Sandwich GenerationWe don’t often celebrate caring across the generations. When we were growing up, grandparents were the ones who gave us whatever we wanted, provided we didn’t tell our parents. And as the grandma of five grandsons, I know that still applies today.

There’s been talk about Granny leave for the caregivers of elderly parents. Businesses lose billions of dollars annually because of employees missing work for family concerns. As the number of family members available to care for aging loved ones decreases and the number of those in need increases, our society is facing serious social issues. 

How do we honor intergenerational relationships, highlight aging with dignity, and demonstrate the growing need to support caregivers?

You must have heard about the dilemmas of Millennials with huge student loans and poor job prospects who have boomeranged back home.

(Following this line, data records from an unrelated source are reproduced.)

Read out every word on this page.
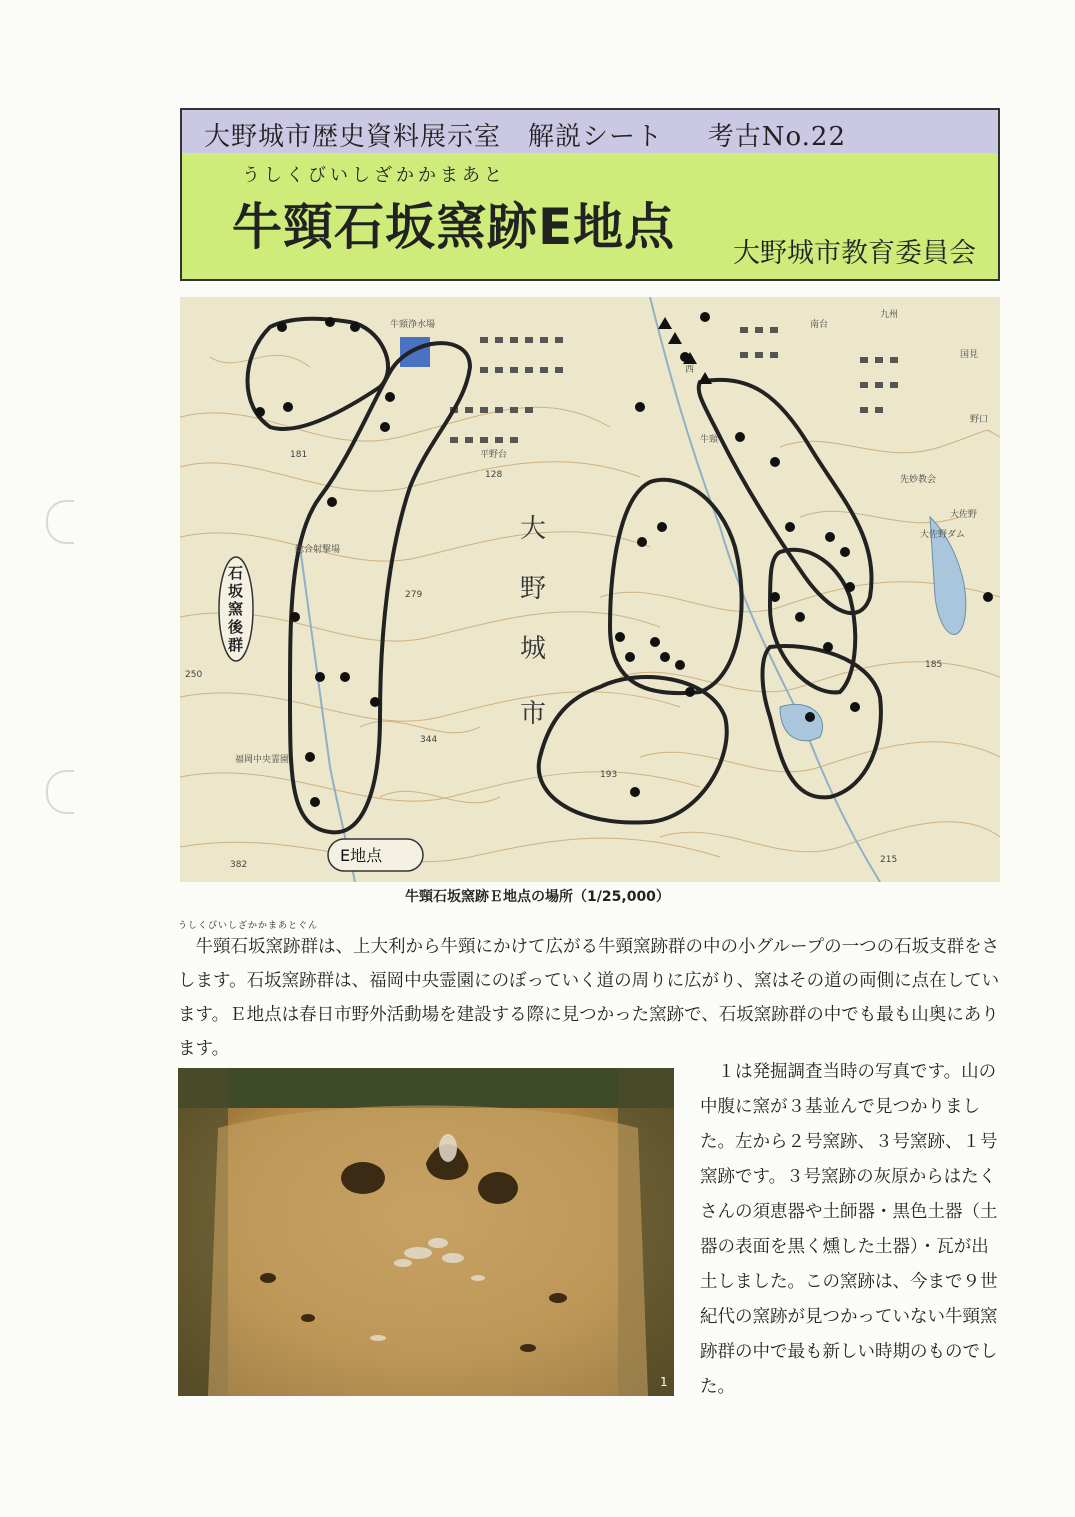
大野城市歴史資料展示室　解説シート 考古No.22
うしくびいしざかかまあと
牛頸石坂窯跡E地点 大野城市教育委員会
大
野
城
市
石
坂
窯
後
群
E地点
九州
国見
牛頸
平野台
野口
大佐野
先妙教会
総合射撃場
福岡中央霊園
牛頸浄水場
大佐野ダム
南台
西
279
344
382
193
128
185
215
250
181
牛頸石坂窯跡Ｅ地点の場所（1/25,000）
うしくびいしざかかまあとぐん

牛頸石坂窯跡群は、上大利から牛頸にかけて広がる牛頸窯跡群の中の小グループの一つの石坂支群をさします。石坂窯跡群は、福岡中央霊園にのぼっていく道の周りに広がり、窯はその道の両側に点在しています。Ｅ地点は春日市野外活動場を建設する際に見つかった窯跡で、石坂窯跡群の中でも最も山奥にあります。

1

１は発掘調査当時の写真です。山の中腹に窯が３基並んで見つかりました。左から２号窯跡、３号窯跡、１号窯跡です。３号窯跡の灰原からはたくさんの須恵器や土師器・黒色土器（土器の表面を黒く燻した土器）・瓦が出土しました。この窯跡は、今まで９世紀代の窯跡が見つかっていない牛頸窯跡群の中で最も新しい時期のものでした。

They’re digital natives and the first generation to grow up with such an acute awareness of terrorism and globalization. As a result, they have developed a thoughtful approach to navigating this chaotic world. According to a recent Millennial Impact Report, three quarters of them donate money to charitable causes and almost two thirds volunteer their time to help others.

Think about reconciling the growing need for caregiving by pairing available Millennials with grandparents who would enjoy a deeper emotional connection. And what’s the bonus? One study shows that a good relationship between grandparents and adult grandkids may bring emotional benefits to both, specifically fewer depressive symptoms. The elders in the study who were able to give back tangible support had the biggest boost in mental wellbeing. They experienced a greater sense of purpose as well as felt more worthwhile and needed.

So why not let grandma share her best recipes with you, write a birthday check, or give you that family heirloom you’ll cherish? Ask grandpa to talk about his life growing up and learn from his stories of successes and failures. You’ll see that a two-way supportive relationship can be a win/win for everyone.